The answer is 1/2[sqrt(14)+sqrt(10)]. This is an example of a number theory adjacent radical simplification. One that requires knowing what a semiprime really is. I shall find similar and use that in order to *become* a mathematician!!!

Brilliant solution!👍👍👍

Есть более понятное и лёгкое решение.Могу научить блогера.

Observing that sqrt35 = sqrt7*sqrt5 = 2*sqrt(7/2)*sqrt(5/2). Then seeing that 6 = 12/2 = [sqrt(7/2)]^2 + [sqrt(5/2)]^2 = 7/2 + 5/2 = 12/2 = 6.
Thus sqrt(6 + sqrt35) = sqrt[7/2 + 5/2 + sqrt7*sqrt5] = sqrt{[sqrt(7/2)]^2 + [sqrt(5/2)]^2 + 2*sqrt(7/2)*sqrt(5/2)} = sqrt{[sqrt(7/2) + sqrt(5/2)]^2} = sqrt(7/2) + sqrt(5/2).

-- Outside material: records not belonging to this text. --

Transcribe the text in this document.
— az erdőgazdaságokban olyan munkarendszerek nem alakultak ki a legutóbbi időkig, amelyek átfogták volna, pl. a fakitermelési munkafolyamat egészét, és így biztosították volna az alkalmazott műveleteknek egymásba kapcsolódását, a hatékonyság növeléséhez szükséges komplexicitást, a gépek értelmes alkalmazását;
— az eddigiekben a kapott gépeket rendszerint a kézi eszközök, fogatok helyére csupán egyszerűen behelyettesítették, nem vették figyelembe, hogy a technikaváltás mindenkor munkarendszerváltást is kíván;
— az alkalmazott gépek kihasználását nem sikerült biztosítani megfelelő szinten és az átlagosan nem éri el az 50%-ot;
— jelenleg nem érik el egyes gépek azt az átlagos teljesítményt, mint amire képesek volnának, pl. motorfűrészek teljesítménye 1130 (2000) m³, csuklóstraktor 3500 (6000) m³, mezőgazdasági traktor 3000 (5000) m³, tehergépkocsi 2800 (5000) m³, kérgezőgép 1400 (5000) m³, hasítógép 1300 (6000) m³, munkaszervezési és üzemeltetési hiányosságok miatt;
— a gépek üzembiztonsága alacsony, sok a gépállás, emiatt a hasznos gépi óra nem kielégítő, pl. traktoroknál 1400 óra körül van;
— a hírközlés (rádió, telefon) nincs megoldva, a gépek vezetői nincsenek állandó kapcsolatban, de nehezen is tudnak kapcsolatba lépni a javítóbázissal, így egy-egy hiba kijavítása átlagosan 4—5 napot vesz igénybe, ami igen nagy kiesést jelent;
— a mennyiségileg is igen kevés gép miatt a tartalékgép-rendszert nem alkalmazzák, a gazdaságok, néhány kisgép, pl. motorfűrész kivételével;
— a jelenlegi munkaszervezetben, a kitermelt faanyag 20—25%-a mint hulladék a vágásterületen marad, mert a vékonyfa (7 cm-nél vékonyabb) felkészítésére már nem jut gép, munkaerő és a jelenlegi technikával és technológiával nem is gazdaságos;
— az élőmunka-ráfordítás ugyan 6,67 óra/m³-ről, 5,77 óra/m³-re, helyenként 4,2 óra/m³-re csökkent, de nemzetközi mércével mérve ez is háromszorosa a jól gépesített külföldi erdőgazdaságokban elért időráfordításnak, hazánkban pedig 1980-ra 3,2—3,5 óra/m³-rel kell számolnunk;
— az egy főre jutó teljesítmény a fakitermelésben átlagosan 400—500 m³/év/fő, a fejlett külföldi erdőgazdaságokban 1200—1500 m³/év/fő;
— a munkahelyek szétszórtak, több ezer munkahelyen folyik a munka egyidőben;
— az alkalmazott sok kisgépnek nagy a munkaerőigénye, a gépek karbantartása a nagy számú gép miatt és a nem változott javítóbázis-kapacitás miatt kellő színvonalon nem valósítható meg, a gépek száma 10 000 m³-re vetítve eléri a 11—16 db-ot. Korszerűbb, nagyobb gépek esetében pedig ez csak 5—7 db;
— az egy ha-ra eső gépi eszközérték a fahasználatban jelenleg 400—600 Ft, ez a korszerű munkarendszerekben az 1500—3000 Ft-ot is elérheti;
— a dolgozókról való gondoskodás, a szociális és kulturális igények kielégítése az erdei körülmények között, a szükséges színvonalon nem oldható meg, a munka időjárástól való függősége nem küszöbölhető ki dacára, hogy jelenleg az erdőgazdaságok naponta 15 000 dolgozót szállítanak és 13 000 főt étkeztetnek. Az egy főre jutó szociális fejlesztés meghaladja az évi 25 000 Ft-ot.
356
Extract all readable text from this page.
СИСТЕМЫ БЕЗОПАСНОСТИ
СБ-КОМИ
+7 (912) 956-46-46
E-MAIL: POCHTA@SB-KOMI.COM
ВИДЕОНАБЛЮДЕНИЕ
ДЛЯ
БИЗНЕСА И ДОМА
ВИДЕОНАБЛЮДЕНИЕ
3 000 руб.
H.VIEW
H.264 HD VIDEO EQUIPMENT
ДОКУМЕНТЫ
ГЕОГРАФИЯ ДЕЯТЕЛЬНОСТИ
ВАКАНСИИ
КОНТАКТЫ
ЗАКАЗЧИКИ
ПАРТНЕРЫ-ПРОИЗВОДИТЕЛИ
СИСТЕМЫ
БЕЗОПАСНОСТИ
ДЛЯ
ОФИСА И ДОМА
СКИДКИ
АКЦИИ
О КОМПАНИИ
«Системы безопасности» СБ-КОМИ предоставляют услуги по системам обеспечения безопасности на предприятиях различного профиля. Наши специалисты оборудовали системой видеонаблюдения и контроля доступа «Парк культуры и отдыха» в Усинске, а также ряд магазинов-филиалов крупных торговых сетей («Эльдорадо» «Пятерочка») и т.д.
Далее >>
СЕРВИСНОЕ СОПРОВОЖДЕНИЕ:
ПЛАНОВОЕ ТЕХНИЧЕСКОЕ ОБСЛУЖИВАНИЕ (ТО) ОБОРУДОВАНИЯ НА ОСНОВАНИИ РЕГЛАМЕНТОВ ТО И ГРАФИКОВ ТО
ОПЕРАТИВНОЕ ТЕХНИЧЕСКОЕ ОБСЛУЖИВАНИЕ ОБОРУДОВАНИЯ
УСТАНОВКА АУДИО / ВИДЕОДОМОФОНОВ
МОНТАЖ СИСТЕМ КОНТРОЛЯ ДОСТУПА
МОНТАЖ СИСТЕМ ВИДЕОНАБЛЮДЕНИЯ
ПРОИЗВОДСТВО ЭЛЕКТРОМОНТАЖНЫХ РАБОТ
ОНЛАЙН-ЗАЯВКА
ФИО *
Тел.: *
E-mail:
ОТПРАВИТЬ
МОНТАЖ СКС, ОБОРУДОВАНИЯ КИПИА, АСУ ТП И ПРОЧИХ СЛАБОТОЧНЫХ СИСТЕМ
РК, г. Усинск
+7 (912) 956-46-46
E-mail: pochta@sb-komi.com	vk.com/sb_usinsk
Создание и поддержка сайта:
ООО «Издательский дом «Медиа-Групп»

Mas o menos como cortarte un brazo para que no te duela un dedo.

Na década de 80, eu me deparava com esse tipo de questão em provas militares, não sabia resolver. Eu não tinha onde pesquisar , hoje, encontramos fácil na internet soluções de questões difíceis.
A Internet é um prato cheio de conhecimento para quem quer aprender.

Neat transformations, but they don't give anything because there are still two roots to calculate. So what's the point of all this?

Why are you using implication symbols (=>) between expressions? Each expression is exactly equal to the one before, so denote this with the equality symbol (=).

let sqrt(6+sqrt 35) = x, sqrt(6-sqrt35) = y, then xy=1, x^2 + y^2 = 12, (x+y)^2 =x^2+y^2 +2xy = 12 + 2 =14 , so x+y=sqrt14 (x, y>0)
so, y=sqrt14-x ....xy=x(sqrt14-x)=1 -->x^2-(sqrt14)x +1 =0 --> x=(sqrt14 +sqrt10)/2 ( x>0)

You have a notation error at 6:48 - the lower line should be SQRT(2) x SQRT(2), not SQRT (2 x 2).